The star of Notting Hill and the upcoming Florence Foster Jenkins received the honour at the BFI’s annual Chairman’s Dinner.
The BFI has bestowed its highest honour, the BFI Fellowship, on BAFTA and Golden Globe-winning actor Hugh Grant.
The British actor received the award during the BFI’s annual Chairman’s Dinner, which took place this evening at London’s Corinthia Hotel and also served as Greg Dyke’s retirement dinner as BFI chair.
Recent recipients include Oscar-winner Cate Blanchett and comedy icon Mel Brooks, who both received the honour last year. Other previous Fellowship recipients include Ralph Fiennes, Dame Judi Dench and Orson Welles.

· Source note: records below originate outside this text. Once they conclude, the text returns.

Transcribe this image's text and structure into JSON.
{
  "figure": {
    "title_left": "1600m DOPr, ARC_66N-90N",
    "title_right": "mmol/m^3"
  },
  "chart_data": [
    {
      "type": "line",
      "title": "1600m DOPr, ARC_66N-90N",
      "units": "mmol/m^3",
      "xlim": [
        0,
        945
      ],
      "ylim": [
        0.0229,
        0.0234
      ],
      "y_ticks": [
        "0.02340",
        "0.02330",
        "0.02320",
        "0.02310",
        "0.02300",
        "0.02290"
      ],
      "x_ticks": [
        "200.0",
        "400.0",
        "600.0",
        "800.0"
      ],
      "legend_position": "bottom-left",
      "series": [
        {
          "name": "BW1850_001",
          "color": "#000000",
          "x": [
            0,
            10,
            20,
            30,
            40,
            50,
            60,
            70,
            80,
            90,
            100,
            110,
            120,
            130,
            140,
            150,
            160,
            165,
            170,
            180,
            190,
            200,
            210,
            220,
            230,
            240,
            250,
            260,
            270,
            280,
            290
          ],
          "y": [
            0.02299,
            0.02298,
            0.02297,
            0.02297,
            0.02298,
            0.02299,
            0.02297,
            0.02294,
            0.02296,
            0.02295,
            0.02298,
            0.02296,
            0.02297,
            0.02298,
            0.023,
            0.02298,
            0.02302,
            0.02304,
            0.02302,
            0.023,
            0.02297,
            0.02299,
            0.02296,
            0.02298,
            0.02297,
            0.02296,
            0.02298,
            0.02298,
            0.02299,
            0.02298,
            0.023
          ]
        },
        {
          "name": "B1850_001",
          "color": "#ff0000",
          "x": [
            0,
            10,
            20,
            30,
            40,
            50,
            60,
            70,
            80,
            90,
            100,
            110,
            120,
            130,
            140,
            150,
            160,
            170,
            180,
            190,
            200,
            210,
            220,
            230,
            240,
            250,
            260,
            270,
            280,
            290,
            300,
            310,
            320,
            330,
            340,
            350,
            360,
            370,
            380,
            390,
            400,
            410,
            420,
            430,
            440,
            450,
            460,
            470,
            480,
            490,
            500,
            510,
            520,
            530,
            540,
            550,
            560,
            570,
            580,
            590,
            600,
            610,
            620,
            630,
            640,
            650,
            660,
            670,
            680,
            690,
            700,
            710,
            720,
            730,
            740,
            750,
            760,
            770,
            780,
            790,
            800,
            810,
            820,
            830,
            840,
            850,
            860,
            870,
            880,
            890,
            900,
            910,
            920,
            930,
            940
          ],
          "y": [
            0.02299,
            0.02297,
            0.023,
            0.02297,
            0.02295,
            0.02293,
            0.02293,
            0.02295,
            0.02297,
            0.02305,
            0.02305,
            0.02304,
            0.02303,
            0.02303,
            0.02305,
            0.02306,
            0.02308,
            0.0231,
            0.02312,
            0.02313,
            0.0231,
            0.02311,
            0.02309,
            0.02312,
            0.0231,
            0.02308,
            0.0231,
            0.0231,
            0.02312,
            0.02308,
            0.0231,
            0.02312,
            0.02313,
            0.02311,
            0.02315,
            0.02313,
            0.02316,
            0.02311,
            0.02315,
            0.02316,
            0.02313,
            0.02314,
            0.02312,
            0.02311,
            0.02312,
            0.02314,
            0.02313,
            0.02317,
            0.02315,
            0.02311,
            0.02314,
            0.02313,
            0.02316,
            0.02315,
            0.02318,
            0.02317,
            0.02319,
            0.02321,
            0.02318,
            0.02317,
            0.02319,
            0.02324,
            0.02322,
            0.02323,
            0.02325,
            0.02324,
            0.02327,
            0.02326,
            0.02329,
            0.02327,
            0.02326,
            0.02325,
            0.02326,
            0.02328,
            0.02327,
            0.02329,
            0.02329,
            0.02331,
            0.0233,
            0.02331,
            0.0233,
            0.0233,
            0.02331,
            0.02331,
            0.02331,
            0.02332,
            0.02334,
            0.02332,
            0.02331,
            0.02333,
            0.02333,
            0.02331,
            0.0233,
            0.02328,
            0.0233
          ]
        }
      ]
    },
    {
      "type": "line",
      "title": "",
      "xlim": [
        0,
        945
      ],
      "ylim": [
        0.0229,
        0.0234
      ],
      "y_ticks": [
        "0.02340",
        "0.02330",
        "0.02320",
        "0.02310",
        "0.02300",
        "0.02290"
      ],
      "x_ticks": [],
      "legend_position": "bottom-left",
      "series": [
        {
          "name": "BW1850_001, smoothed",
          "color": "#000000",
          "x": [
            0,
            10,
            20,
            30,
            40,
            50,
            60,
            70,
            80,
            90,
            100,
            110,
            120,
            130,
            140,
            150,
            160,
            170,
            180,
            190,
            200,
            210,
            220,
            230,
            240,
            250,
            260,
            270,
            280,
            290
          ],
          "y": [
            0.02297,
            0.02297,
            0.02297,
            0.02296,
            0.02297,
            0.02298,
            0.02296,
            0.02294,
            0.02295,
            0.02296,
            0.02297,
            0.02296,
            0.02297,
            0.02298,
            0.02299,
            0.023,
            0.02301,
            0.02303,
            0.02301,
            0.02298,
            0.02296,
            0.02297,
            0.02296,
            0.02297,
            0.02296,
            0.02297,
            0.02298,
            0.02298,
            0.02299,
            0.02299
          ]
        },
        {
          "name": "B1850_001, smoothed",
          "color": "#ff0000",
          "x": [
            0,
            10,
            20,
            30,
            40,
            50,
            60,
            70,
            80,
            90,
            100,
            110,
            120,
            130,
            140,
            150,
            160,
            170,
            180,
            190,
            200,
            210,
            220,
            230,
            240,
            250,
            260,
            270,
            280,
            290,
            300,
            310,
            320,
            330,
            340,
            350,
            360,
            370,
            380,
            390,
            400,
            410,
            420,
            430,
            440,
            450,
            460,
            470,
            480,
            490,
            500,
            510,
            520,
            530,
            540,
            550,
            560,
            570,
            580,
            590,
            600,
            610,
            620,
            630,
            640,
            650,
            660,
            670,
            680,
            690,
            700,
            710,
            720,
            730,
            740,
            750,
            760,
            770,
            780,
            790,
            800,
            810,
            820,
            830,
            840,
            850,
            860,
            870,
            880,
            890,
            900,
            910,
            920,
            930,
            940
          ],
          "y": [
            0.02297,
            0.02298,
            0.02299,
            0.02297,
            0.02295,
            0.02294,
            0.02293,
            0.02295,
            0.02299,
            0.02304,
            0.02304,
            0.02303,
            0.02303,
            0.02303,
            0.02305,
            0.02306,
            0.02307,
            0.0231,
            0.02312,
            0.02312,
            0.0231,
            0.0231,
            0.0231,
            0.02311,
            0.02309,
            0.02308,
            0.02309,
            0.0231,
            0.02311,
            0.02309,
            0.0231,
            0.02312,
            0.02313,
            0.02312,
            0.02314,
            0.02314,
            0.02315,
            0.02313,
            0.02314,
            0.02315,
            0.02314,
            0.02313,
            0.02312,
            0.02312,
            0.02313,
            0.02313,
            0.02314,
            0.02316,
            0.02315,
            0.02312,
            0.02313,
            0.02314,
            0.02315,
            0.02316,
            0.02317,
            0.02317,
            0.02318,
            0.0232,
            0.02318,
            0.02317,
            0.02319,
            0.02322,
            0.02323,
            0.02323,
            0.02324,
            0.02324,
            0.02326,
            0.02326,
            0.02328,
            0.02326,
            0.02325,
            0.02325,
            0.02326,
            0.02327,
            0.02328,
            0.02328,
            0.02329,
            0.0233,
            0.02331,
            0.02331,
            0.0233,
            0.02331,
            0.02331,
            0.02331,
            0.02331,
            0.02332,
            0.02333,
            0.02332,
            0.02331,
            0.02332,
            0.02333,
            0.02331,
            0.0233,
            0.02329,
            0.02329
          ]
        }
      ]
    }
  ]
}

BFI chairman Greg Dyke said of Grant: “With impeccable comic timing and huge doses of his unique, ironic self-deprecating and very British charm, Hugh always pulls off the hardest thing of all – a seemingly effortless performance. I can assure you it’s not. Hugh’s acting talents are prodigious and his contribution to cinema enormous.
“He is a British icon and has been making literally billions of people all over the world laugh, cry - and fall in love with him of course - for over 30 years.”
Grant is best known for Four Weddings And A Funeral (1994), Notting Hill (1999), Bridget Jones’s Diary (2001), About A Boy (2002) and Love Actually (2003).
More recently, he took roles in Cloud Atlas (2012) and The Man From UNCLE (2015) and will next be seen opposite Meryl Streep in Stephen Frears’ Florence Foster Jenkins, set for UK release on May 6, which tells story of a New York heiress who dreamed of becoming an opera singer.